Purpose of this paper is to show that the figure is not just a wishful vision because concrete steps are being made to make the figure an actionable vision.
The question to ask now is: what technologies should be contained in the Metaverse Technology layer?
The top-down approach is certainly attractive. We can start conceiving Metaverse experiences and then list all technologies needed to support them.
While this approach may be thorough, it would be very long. Instead we can leverage the work that is being done within MPAI and draw from the technologies that are being standardised there.
MPAI has developed 2 standards that include several use cases. Here are the use cases relevant for the Metaverse and the technologies standardised by each of them.

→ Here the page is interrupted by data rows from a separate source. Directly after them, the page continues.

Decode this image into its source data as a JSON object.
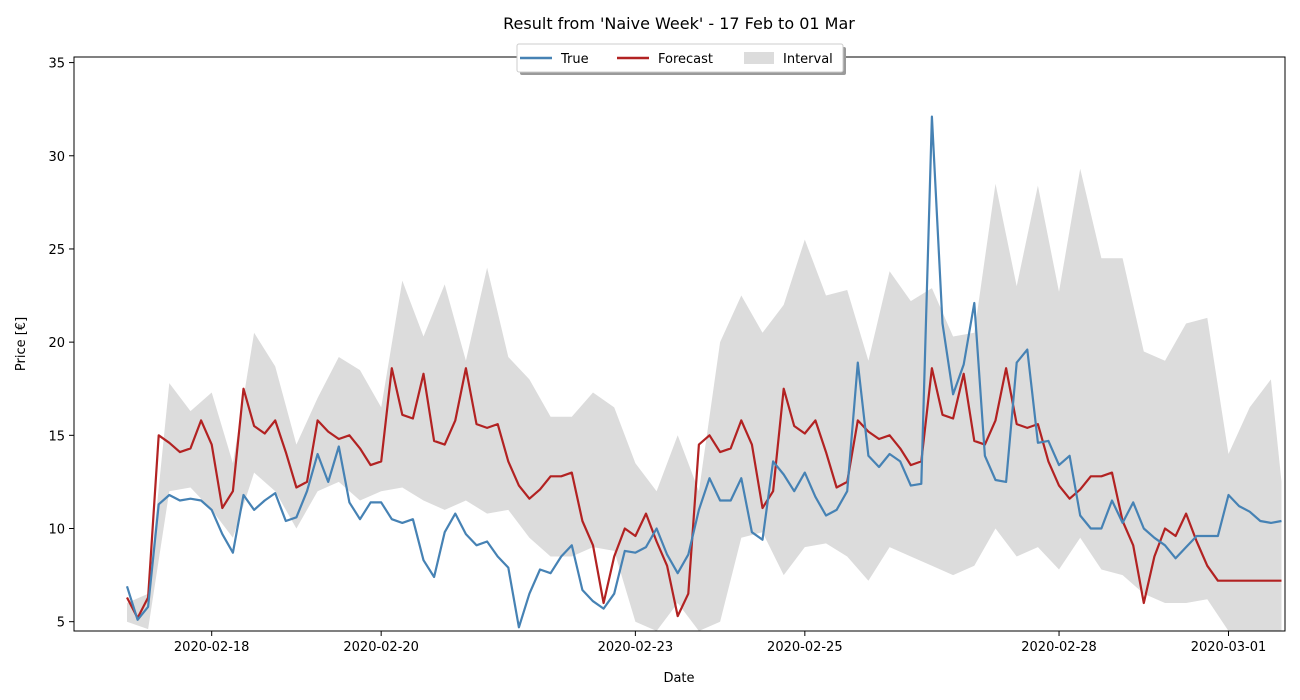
{
  "chart_data": {
    "type": "line",
    "title": "Result from 'Naive Week' - 17 Feb to 01 Mar",
    "xlabel": "Date",
    "ylabel": "Price [€]",
    "ylim": [
      4.5,
      35.3
    ],
    "xlim": [
      "2020-02-16T09:00",
      "2020-03-01T16:00"
    ],
    "yticks": [
      5,
      10,
      15,
      20,
      25,
      30,
      35
    ],
    "xticks": [
      "2020-02-18",
      "2020-02-20",
      "2020-02-23",
      "2020-02-25",
      "2020-02-28",
      "2020-03-01"
    ],
    "legend": {
      "position": "top-center",
      "entries": [
        "True",
        "Forecast",
        "Interval"
      ]
    },
    "grid": false,
    "colors": {
      "true": "#4682b4",
      "forecast": "#b22222",
      "interval": "#dcdcdc"
    },
    "series": [
      {
        "name": "True",
        "x": [
          "2020-02-17T00:00",
          "2020-02-17T03:00",
          "2020-02-17T06:00",
          "2020-02-17T09:00",
          "2020-02-17T12:00",
          "2020-02-17T15:00",
          "2020-02-17T18:00",
          "2020-02-17T21:00",
          "2020-02-18T00:00",
          "2020-02-18T03:00",
          "2020-02-18T06:00",
          "2020-02-18T09:00",
          "2020-02-18T12:00",
          "2020-02-18T15:00",
          "2020-02-18T18:00",
          "2020-02-18T21:00",
          "2020-02-19T00:00",
          "2020-02-19T03:00",
          "2020-02-19T06:00",
          "2020-02-19T09:00",
          "2020-02-19T12:00",
          "2020-02-19T15:00",
          "2020-02-19T18:00",
          "2020-02-19T21:00",
          "2020-02-20T00:00",
          "2020-02-20T03:00",
          "2020-02-20T06:00",
          "2020-02-20T09:00",
          "2020-02-20T12:00",
          "2020-02-20T15:00",
          "2020-02-20T18:00",
          "2020-02-20T21:00",
          "2020-02-21T00:00",
          "2020-02-21T03:00",
          "2020-02-21T06:00",
          "2020-02-21T09:00",
          "2020-02-21T12:00",
          "2020-02-21T15:00",
          "2020-02-21T18:00",
          "2020-02-21T21:00",
          "2020-02-22T00:00",
          "2020-02-22T03:00",
          "2020-02-22T06:00",
          "2020-02-22T09:00",
          "2020-02-22T12:00",
          "2020-02-22T15:00",
          "2020-02-22T18:00",
          "2020-02-22T21:00",
          "2020-02-23T00:00",
          "2020-02-23T03:00",
          "2020-02-23T06:00",
          "2020-02-23T09:00",
          "2020-02-23T12:00",
          "2020-02-23T15:00",
          "2020-02-23T18:00",
          "2020-02-23T21:00",
          "2020-02-24T00:00",
          "2020-02-24T03:00",
          "2020-02-24T06:00",
          "2020-02-24T09:00",
          "2020-02-24T12:00",
          "2020-02-24T15:00",
          "2020-02-24T18:00",
          "2020-02-24T21:00",
          "2020-02-25T00:00",
          "2020-02-25T03:00",
          "2020-02-25T06:00",
          "2020-02-25T09:00",
          "2020-02-25T12:00",
          "2020-02-25T15:00",
          "2020-02-25T18:00",
          "2020-02-25T21:00",
          "2020-02-26T00:00",
          "2020-02-26T03:00",
          "2020-02-26T06:00",
          "2020-02-26T09:00",
          "2020-02-26T12:00",
          "2020-02-26T15:00",
          "2020-02-26T18:00",
          "2020-02-26T21:00",
          "2020-02-27T00:00",
          "2020-02-27T03:00",
          "2020-02-27T06:00",
          "2020-02-27T09:00",
          "2020-02-27T12:00",
          "2020-02-27T15:00",
          "2020-02-27T18:00",
          "2020-02-27T21:00",
          "2020-02-28T00:00",
          "2020-02-28T03:00",
          "2020-02-28T06:00",
          "2020-02-28T09:00",
          "2020-02-28T12:00",
          "2020-02-28T15:00",
          "2020-02-28T18:00",
          "2020-02-28T21:00",
          "2020-02-29T00:00",
          "2020-02-29T03:00",
          "2020-02-29T06:00",
          "2020-02-29T09:00",
          "2020-02-29T12:00",
          "2020-02-29T15:00",
          "2020-02-29T18:00",
          "2020-02-29T21:00",
          "2020-03-01T00:00",
          "2020-03-01T03:00",
          "2020-03-01T06:00",
          "2020-03-01T09:00",
          "2020-03-01T12:00",
          "2020-03-01T15:00"
        ],
        "values": [
          6.9,
          5.1,
          5.8,
          11.3,
          11.8,
          11.5,
          11.6,
          11.5,
          11.0,
          9.7,
          8.7,
          11.8,
          11.0,
          11.5,
          11.9,
          10.4,
          10.6,
          12.0,
          14.0,
          12.5,
          14.4,
          11.4,
          10.5,
          11.4,
          11.4,
          10.5,
          10.3,
          10.5,
          8.3,
          7.4,
          9.8,
          10.8,
          9.7,
          9.1,
          9.3,
          8.5,
          7.9,
          4.7,
          6.5,
          7.8,
          7.6,
          8.5,
          9.1,
          6.7,
          6.1,
          5.7,
          6.5,
          8.8,
          8.7,
          9.0,
          10.0,
          8.6,
          7.6,
          8.6,
          11.0,
          12.7,
          11.5,
          11.5,
          12.7,
          9.8,
          9.4,
          13.6,
          12.9,
          12.0,
          13.0,
          11.7,
          10.7,
          11.0,
          12.0,
          18.9,
          13.9,
          13.3,
          14.0,
          13.6,
          12.3,
          12.4,
          32.1,
          21.0,
          17.2,
          18.8,
          22.1,
          13.9,
          12.6,
          12.5,
          18.9,
          19.6,
          14.6,
          14.7,
          13.4,
          13.9,
          10.7,
          10.0,
          10.0,
          11.5,
          10.3,
          11.4,
          10.0,
          9.5,
          9.1,
          8.4,
          9.0,
          9.6,
          9.6,
          9.6,
          11.8,
          11.2,
          10.9,
          10.4,
          10.3,
          10.4
        ]
      },
      {
        "name": "Forecast",
        "x": [
          "2020-02-17T00:00",
          "2020-02-17T03:00",
          "2020-02-17T06:00",
          "2020-02-17T09:00",
          "2020-02-17T12:00",
          "2020-02-17T15:00",
          "2020-02-17T18:00",
          "2020-02-17T21:00",
          "2020-02-18T00:00",
          "2020-02-18T03:00",
          "2020-02-18T06:00",
          "2020-02-18T09:00",
          "2020-02-18T12:00",
          "2020-02-18T15:00",
          "2020-02-18T18:00",
          "2020-02-18T21:00",
          "2020-02-19T00:00",
          "2020-02-19T03:00",
          "2020-02-19T06:00",
          "2020-02-19T09:00",
          "2020-02-19T12:00",
          "2020-02-19T15:00",
          "2020-02-19T18:00",
          "2020-02-19T21:00",
          "2020-02-20T00:00",
          "2020-02-20T03:00",
          "2020-02-20T06:00",
          "2020-02-20T09:00",
          "2020-02-20T12:00",
          "2020-02-20T15:00",
          "2020-02-20T18:00",
          "2020-02-20T21:00",
          "2020-02-21T00:00",
          "2020-02-21T03:00",
          "2020-02-21T06:00",
          "2020-02-21T09:00",
          "2020-02-21T12:00",
          "2020-02-21T15:00",
          "2020-02-21T18:00",
          "2020-02-21T21:00",
          "2020-02-22T00:00",
          "2020-02-22T03:00",
          "2020-02-22T06:00",
          "2020-02-22T09:00",
          "2020-02-22T12:00",
          "2020-02-22T15:00",
          "2020-02-22T18:00",
          "2020-02-22T21:00",
          "2020-02-23T00:00",
          "2020-02-23T03:00",
          "2020-02-23T06:00",
          "2020-02-23T09:00",
          "2020-02-23T12:00",
          "2020-02-23T15:00",
          "2020-02-23T18:00",
          "2020-02-23T21:00",
          "2020-02-24T00:00",
          "2020-02-24T03:00",
          "2020-02-24T06:00",
          "2020-02-24T09:00",
          "2020-02-24T12:00",
          "2020-02-24T15:00",
          "2020-02-24T18:00",
          "2020-02-24T21:00",
          "2020-02-25T00:00",
          "2020-02-25T03:00",
          "2020-02-25T06:00",
          "2020-02-25T09:00",
          "2020-02-25T12:00",
          "2020-02-25T15:00",
          "2020-02-25T18:00",
          "2020-02-25T21:00",
          "2020-02-26T00:00",
          "2020-02-26T03:00",
          "2020-02-26T06:00",
          "2020-02-26T09:00",
          "2020-02-26T12:00",
          "2020-02-26T15:00",
          "2020-02-26T18:00",
          "2020-02-26T21:00",
          "2020-02-27T00:00",
          "2020-02-27T03:00",
          "2020-02-27T06:00",
          "2020-02-27T09:00",
          "2020-02-27T12:00",
          "2020-02-27T15:00",
          "2020-02-27T18:00",
          "2020-02-27T21:00",
          "2020-02-28T00:00",
          "2020-02-28T03:00",
          "2020-02-28T06:00",
          "2020-02-28T09:00",
          "2020-02-28T12:00",
          "2020-02-28T15:00",
          "2020-02-28T18:00",
          "2020-02-28T21:00",
          "2020-02-29T00:00",
          "2020-02-29T03:00",
          "2020-02-29T06:00",
          "2020-02-29T09:00",
          "2020-02-29T12:00",
          "2020-02-29T15:00",
          "2020-02-29T18:00",
          "2020-02-29T21:00",
          "2020-03-01T00:00",
          "2020-03-01T03:00",
          "2020-03-01T06:00",
          "2020-03-01T09:00",
          "2020-03-01T12:00",
          "2020-03-01T15:00"
        ],
        "values": [
          6.3,
          5.2,
          6.3,
          15.0,
          14.6,
          14.1,
          14.3,
          15.8,
          14.5,
          11.1,
          12.0,
          17.5,
          15.5,
          15.1,
          15.8,
          14.1,
          12.2,
          12.5,
          15.8,
          15.2,
          14.8,
          15.0,
          14.3,
          13.4,
          13.6,
          18.6,
          16.1,
          15.9,
          18.3,
          14.7,
          14.5,
          15.8,
          18.6,
          15.6,
          15.4,
          15.6,
          13.6,
          12.3,
          11.6,
          12.1,
          12.8,
          12.8,
          13.0,
          10.4,
          9.1,
          6.0,
          8.5,
          10.0,
          9.6,
          10.8,
          9.3,
          8.0,
          5.3,
          6.5,
          14.5,
          15.0,
          14.1,
          14.3,
          15.8,
          14.5,
          11.1,
          12.0,
          17.5,
          15.5,
          15.1,
          15.8,
          14.1,
          12.2,
          12.5,
          15.8,
          15.2,
          14.8,
          15.0,
          14.3,
          13.4,
          13.6,
          18.6,
          16.1,
          15.9,
          18.3,
          14.7,
          14.5,
          15.8,
          18.6,
          15.6,
          15.4,
          15.6,
          13.6,
          12.3,
          11.6,
          12.1,
          12.8,
          12.8,
          13.0,
          10.4,
          9.1,
          6.0,
          8.5,
          10.0,
          9.6,
          10.8,
          9.3,
          8.0,
          7.2,
          7.2,
          7.2,
          7.2,
          7.2,
          7.2,
          7.2
        ]
      }
    ],
    "interval": {
      "name": "Interval",
      "x": [
        "2020-02-17T00:00",
        "2020-02-17T06:00",
        "2020-02-17T12:00",
        "2020-02-17T18:00",
        "2020-02-18T00:00",
        "2020-02-18T06:00",
        "2020-02-18T12:00",
        "2020-02-18T18:00",
        "2020-02-19T00:00",
        "2020-02-19T06:00",
        "2020-02-19T12:00",
        "2020-02-19T18:00",
        "2020-02-20T00:00",
        "2020-02-20T06:00",
        "2020-02-20T12:00",
        "2020-02-20T18:00",
        "2020-02-21T00:00",
        "2020-02-21T06:00",
        "2020-02-21T12:00",
        "2020-02-21T18:00",
        "2020-02-22T00:00",
        "2020-02-22T06:00",
        "2020-02-22T12:00",
        "2020-02-22T18:00",
        "2020-02-23T00:00",
        "2020-02-23T06:00",
        "2020-02-23T12:00",
        "2020-02-23T18:00",
        "2020-02-24T00:00",
        "2020-02-24T06:00",
        "2020-02-24T12:00",
        "2020-02-24T18:00",
        "2020-02-25T00:00",
        "2020-02-25T06:00",
        "2020-02-25T12:00",
        "2020-02-25T18:00",
        "2020-02-26T00:00",
        "2020-02-26T06:00",
        "2020-02-26T12:00",
        "2020-02-26T18:00",
        "2020-02-27T00:00",
        "2020-02-27T06:00",
        "2020-02-27T12:00",
        "2020-02-27T18:00",
        "2020-02-28T00:00",
        "2020-02-28T06:00",
        "2020-02-28T12:00",
        "2020-02-28T18:00",
        "2020-02-29T00:00",
        "2020-02-29T06:00",
        "2020-02-29T12:00",
        "2020-02-29T18:00",
        "2020-03-01T00:00",
        "2020-03-01T06:00",
        "2020-03-01T12:00",
        "2020-03-01T15:00"
      ],
      "lower": [
        5.0,
        4.6,
        12.0,
        12.2,
        11.0,
        9.5,
        13.0,
        12.0,
        10.0,
        12.0,
        12.5,
        11.5,
        12.0,
        12.2,
        11.5,
        11.0,
        11.5,
        10.8,
        11.0,
        9.5,
        8.5,
        8.5,
        9.0,
        8.8,
        5.0,
        4.5,
        6.0,
        4.5,
        5.0,
        9.5,
        9.8,
        7.5,
        9.0,
        9.2,
        8.5,
        7.2,
        9.0,
        8.5,
        8.0,
        7.5,
        8.0,
        10.0,
        8.5,
        9.0,
        7.8,
        9.5,
        7.8,
        7.5,
        6.5,
        6.0,
        6.0,
        6.2,
        4.5,
        4.5,
        4.5,
        4.5
      ],
      "upper": [
        6.0,
        6.5,
        17.8,
        16.3,
        17.3,
        13.5,
        20.5,
        18.7,
        14.5,
        17.0,
        19.2,
        18.5,
        16.5,
        23.3,
        20.3,
        23.1,
        19.0,
        24.0,
        19.2,
        18.0,
        16.0,
        16.0,
        17.3,
        16.5,
        13.5,
        12.0,
        15.0,
        12.0,
        20.0,
        22.5,
        20.5,
        22.0,
        25.5,
        22.5,
        22.8,
        19.0,
        23.8,
        22.2,
        22.9,
        20.3,
        20.5,
        28.5,
        23.0,
        28.4,
        22.7,
        29.3,
        24.5,
        24.5,
        19.5,
        19.0,
        21.0,
        21.3,
        14.0,
        16.5,
        18.0,
        12.5
      ]
    }
  }
}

CAE-EES – Emotion Enhanced Speech
A Speech Object without any embedded emotion is changed by embedding in it an emotion that is either of a standard list of emotions or by imitating the emotion embedded in a model Speech Object.
Technologies:
- Extraction of Speech Features from a Speech Object.

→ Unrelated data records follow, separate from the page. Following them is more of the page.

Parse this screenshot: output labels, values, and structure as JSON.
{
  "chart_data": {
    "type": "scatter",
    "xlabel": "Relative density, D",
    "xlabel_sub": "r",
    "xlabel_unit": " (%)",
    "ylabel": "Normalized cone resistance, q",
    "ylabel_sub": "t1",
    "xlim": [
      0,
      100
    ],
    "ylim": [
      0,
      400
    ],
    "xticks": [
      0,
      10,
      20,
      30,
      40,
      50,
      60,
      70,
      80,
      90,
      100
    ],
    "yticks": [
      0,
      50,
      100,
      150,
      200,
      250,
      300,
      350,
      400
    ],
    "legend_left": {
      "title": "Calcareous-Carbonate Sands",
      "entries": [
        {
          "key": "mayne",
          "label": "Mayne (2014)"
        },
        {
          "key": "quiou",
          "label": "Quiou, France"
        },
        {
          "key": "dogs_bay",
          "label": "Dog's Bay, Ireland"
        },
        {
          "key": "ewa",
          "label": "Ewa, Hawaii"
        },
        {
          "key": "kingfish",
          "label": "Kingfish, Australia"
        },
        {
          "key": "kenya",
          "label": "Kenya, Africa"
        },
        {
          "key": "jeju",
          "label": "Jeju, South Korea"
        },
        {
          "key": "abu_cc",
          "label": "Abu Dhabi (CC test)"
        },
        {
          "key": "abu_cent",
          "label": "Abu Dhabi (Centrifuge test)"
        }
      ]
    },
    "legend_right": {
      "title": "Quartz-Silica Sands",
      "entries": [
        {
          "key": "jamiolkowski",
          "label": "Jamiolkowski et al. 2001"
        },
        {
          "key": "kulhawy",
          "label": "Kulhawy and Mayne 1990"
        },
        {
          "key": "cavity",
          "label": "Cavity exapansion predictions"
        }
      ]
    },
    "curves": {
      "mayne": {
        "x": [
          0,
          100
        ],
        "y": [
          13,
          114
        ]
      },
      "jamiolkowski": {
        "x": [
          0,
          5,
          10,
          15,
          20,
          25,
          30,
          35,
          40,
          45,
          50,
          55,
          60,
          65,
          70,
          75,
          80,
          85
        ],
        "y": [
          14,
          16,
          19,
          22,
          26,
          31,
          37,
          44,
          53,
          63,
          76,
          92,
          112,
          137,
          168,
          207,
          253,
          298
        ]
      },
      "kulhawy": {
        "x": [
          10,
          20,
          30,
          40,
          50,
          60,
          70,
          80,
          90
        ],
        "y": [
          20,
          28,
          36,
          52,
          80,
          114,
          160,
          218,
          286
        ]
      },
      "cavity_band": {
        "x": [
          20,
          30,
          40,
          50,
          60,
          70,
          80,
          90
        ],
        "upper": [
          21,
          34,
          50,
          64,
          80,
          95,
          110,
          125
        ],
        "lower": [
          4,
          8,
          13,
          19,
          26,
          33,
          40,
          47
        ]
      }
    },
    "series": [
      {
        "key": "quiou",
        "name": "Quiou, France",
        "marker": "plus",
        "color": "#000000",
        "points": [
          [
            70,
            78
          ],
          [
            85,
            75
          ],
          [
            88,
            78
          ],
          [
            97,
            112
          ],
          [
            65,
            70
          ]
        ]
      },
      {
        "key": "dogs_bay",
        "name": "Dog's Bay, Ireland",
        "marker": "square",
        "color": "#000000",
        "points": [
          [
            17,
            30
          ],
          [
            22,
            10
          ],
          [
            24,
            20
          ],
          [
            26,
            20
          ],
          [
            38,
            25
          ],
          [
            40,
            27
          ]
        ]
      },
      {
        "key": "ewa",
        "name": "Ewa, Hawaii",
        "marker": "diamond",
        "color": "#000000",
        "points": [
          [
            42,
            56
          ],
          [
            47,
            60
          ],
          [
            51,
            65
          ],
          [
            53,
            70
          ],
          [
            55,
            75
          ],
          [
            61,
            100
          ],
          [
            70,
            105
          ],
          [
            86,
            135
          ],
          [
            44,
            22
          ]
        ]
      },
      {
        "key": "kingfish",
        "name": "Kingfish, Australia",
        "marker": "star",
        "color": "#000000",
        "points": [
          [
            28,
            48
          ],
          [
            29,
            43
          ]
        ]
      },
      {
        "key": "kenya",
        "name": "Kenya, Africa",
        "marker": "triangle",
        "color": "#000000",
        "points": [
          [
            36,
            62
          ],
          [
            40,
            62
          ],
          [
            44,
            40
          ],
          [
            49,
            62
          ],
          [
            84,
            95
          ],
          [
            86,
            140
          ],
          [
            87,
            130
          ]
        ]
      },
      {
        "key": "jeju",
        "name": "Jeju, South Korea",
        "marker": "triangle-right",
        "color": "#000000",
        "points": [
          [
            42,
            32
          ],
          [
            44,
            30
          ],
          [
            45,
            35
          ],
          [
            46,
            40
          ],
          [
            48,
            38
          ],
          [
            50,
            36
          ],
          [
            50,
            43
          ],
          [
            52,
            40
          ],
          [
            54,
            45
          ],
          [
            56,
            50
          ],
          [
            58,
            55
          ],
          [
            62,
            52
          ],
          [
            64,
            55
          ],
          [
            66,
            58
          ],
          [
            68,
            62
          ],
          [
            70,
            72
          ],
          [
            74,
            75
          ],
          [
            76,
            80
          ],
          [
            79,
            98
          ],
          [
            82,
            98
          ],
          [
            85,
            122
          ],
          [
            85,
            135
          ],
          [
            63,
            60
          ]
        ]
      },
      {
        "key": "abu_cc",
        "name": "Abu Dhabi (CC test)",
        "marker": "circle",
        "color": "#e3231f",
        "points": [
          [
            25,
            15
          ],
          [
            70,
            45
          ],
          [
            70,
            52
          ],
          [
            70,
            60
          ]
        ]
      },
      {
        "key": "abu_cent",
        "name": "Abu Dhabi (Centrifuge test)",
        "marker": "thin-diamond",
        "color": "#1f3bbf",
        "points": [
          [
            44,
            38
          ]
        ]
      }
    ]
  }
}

- Creation of Emotional Speech Features
- Injection of Speech Features into a Speech Object.
- Standard emotions classification.
MMC-UST – Unidirectional Speech Translations
A Speech Object composed of speech in a given language with any emotion or colour is automatically translated into another language preserving the original emotion or colour.
Technologies:
- Extraction of Text from a Speech Object.
- Conversion of Text from one language to another.

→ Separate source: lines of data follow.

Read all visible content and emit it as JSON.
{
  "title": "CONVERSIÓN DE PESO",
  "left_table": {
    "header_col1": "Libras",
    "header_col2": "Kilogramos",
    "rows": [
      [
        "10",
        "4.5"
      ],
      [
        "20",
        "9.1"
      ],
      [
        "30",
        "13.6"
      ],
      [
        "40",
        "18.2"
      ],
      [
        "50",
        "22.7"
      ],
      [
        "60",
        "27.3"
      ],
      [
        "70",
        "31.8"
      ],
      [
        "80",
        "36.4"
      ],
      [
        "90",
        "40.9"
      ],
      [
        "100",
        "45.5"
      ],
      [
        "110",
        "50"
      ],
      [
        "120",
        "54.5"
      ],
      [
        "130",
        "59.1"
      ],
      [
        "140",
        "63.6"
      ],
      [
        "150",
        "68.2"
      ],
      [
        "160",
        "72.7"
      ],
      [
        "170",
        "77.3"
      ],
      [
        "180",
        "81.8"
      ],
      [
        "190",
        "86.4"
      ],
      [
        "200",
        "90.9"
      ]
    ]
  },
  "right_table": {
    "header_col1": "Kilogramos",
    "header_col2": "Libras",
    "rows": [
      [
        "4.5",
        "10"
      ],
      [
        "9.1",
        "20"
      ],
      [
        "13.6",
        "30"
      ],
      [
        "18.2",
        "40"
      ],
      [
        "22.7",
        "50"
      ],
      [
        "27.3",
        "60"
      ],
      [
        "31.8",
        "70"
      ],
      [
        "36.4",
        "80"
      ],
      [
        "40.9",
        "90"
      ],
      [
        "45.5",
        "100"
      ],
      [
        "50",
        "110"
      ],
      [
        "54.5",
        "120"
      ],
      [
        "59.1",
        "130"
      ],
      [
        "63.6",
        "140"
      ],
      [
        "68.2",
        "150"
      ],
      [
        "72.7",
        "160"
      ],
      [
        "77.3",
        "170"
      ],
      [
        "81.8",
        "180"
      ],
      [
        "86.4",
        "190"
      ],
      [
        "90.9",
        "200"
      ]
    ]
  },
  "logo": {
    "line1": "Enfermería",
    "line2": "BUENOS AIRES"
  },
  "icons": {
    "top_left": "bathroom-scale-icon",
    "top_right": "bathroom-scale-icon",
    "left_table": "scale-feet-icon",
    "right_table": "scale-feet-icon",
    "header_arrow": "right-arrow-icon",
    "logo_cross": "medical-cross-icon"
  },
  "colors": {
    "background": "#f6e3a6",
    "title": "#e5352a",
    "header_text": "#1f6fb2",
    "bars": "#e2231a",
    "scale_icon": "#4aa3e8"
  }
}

- Conversion of Text to a Speech Object.
- Extraction of Speech Features from a Speech Object.
- Injection of Speech Features into a Speech Object.
CAE-EAE – Enhanced Audioconference Experience
The Audio Object of an audio/videoconference room captured by a microphone array is processed to separate its Speech Objects from the other Audio Objects, separate the individual Speech Objects and create a description of the Audio Space. The processing yields an Audio Object containing the Audio Space description and the separated Speech Objects for transmission to a Metaverse.
Technologies:
- Spatial locations of the Sound Objects in a composite Sound Object.
- Separation of Speech Objects from a composite Sound Object.
- Cancellation of noise from a Speech Object.
- Audio Scene Geometry.
MMC-CWE – Conversation with Emotion
A Text, a Speech Object and a Visual Object of the face of the speaker (text and speech are alternative) are processed to extract text, emotion and meaning embedded in them. The Metaverse processes the 3 inputs and produces text and text with emotion which are appropriate responses to the 3 inputs. Further, the Metaverse converts text with emotion to a Speech Object, and uses the latter Speech Object and the output emotion to animate the lips of an Avatar.
Technologies:
- Extraction of Text from a Speech Object.
- Extraction of Emotion from a Speech Object.
- Extraction of Emotion from a Text.
- Extraction of Facial Emotion from a Human Object
- Extraction of Meaning from a Text.
- Conversion of a Text with 1) Meaning, 2) Intention and 3) classified Emotion to a Text and a classified Emotion congruent with the original Text and classified Emotion.
- Conversion of a Text with a classified Emotion to a Speech Object with the classified Emotion embedded in it.
- Conversion of a Speech Object and a classified Emotion to a face of Virtual Visual Human expressing the classified Emotion and whose lips move synchronously with the Speech Object.
MMC-MQA – Multimodal Question Answering
A Speech Object and a Visual Object of a speaker holding an object are processed to extract text, meaning and intention embedded in them. The the 3 inputs are processed and a Speech Object which are appropriate responses to the 2 inputs is produced.
Technologies:
- Extraction of Text from a Speech Object.
- Identification of a Generic Object held by a Human Object
- Extraction of Meaning from the combination of Text and object identifier.
- Extraction of Intention from Meaning.
- Conversion of a Text, Intention and Meaning to a response Text that is congruent with the input.
- Conversion of a Text to a Speech Object.
It is interesting to note that, quite a few of the technologies are re-used by different use cases. This is a consequence of the component-based approach of MPAI standards.
Clearly, the current list of technologies is short and insufficient to build a metaverse technology layer. But the technologies listed are only the result of the first 15 months of MPAI work and more technologies are being prepared based on the 2022 work program.
In a future post I will describe some of the planned new technologies.